There is an excellent—because informative, incisive and
concise—op-ed in today’s Los Angeles
Times by Barbara Miner, “a Milwaukee-based reporter and the author of Lessons from the Heartland: A Turbulent Half-Century of Public Education in an Iconic American City (The New Press, 2013). Here is a snippet from
her piece, “If you care about our public schools and our democracy, beware of Betsy DeVos and her vouchers:”
[….] “Because they are defined as ‘private,’ voucher schools
operate by separate rules, with minimal public oversight or transparency.
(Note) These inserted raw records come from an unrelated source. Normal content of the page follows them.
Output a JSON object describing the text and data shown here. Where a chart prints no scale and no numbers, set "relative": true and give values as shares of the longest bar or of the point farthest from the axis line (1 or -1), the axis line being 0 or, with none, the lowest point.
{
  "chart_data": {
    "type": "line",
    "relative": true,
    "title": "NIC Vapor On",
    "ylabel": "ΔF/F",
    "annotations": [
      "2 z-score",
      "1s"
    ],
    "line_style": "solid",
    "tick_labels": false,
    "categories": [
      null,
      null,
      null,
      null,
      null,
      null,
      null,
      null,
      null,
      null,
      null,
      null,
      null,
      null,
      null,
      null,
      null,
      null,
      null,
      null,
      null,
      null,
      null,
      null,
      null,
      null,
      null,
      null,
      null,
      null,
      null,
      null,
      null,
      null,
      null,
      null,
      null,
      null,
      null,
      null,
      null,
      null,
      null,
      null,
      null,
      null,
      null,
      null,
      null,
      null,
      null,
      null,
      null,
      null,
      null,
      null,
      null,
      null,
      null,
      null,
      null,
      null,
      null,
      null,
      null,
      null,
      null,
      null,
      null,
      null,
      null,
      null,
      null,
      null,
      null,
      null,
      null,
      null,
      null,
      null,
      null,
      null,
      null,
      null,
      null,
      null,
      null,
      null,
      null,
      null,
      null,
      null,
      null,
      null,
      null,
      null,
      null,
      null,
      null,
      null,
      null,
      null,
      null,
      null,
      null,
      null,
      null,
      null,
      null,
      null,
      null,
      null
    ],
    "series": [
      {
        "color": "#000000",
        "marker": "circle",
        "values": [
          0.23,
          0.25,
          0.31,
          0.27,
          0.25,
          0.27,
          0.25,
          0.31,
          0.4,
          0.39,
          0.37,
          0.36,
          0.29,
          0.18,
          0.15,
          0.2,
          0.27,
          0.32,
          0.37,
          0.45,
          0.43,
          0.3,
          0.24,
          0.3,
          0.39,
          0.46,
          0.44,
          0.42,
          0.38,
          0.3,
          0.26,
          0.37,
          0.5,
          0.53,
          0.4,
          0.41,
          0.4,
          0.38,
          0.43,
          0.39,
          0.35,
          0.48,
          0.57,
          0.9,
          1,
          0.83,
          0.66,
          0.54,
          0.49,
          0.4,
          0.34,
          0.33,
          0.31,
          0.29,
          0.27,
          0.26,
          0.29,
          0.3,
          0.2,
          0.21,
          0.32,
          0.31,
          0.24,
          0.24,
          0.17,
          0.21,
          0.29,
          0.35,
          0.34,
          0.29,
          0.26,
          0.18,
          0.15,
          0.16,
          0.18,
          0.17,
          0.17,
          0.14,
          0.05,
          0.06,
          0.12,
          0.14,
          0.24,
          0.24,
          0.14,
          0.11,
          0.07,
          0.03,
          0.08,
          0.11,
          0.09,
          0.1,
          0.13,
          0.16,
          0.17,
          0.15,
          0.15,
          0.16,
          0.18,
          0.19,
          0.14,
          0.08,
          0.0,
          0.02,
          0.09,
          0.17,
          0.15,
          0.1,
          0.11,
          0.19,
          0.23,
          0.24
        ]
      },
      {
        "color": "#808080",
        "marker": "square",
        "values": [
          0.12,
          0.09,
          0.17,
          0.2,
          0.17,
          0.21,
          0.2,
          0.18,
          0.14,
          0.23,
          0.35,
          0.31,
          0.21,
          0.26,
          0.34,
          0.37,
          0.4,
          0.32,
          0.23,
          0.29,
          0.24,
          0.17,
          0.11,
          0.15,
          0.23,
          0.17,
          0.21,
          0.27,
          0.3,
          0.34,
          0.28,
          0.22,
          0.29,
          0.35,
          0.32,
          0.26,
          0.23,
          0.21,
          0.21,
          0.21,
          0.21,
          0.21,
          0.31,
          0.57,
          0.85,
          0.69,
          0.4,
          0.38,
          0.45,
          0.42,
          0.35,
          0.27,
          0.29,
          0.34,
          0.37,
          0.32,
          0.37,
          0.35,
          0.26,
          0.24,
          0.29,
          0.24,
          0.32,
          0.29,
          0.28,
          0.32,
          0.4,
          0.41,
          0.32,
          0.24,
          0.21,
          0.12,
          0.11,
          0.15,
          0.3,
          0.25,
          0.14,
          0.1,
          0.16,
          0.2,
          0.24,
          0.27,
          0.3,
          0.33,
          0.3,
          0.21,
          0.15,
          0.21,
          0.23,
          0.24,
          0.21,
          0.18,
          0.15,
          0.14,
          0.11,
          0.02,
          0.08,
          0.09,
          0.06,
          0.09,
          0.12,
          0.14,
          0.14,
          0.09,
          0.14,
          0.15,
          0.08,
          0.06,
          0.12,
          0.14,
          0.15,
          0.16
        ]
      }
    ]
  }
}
They
can sidestep basic constitutional protections such as freedom of speech. They
do not have to provide the same level of second-language or special-education
services. They can suspend or expel students without legal due process. They
can ignore the state’s requirements for open meetings and records. They can
disregard state law prohibiting discrimination against students on grounds of
sex, pregnancy, sexual orientation, or marital or parental status.
Wisconsin has sunk so deep into this unaccountable world
that our voucher program not only turns a blind eye toward discrimination in
voucher schools, it forces the public to pay for such discrimination.
I attended Catholic schools, and believe that this country’s
long-standing defense of religious liberty is a hallmark of our democracy. But
the voucher program has distorted this all-important concept of religious
freedom. In the guise of governmental noninterference in religious matters, the
voucher program allows private schools to use public dollars to proselytize and
teach church doctrine that is at odds with public policy — for instance, that
women must be submissive to men, that homosexuality is evil, that birth control
is a sin, and that creationism is scientifically sound.
Privatizing an essential public function and forcing the
public to pay for it, even while removing it from meaningful public oversight,
weakens our democracy. And we aren’t talking about insignificant amounts of
money. Since 1990, roughly $2 billion in public money has been funneled into
private and religious schools in Wisconsin, and the payments keep escalating.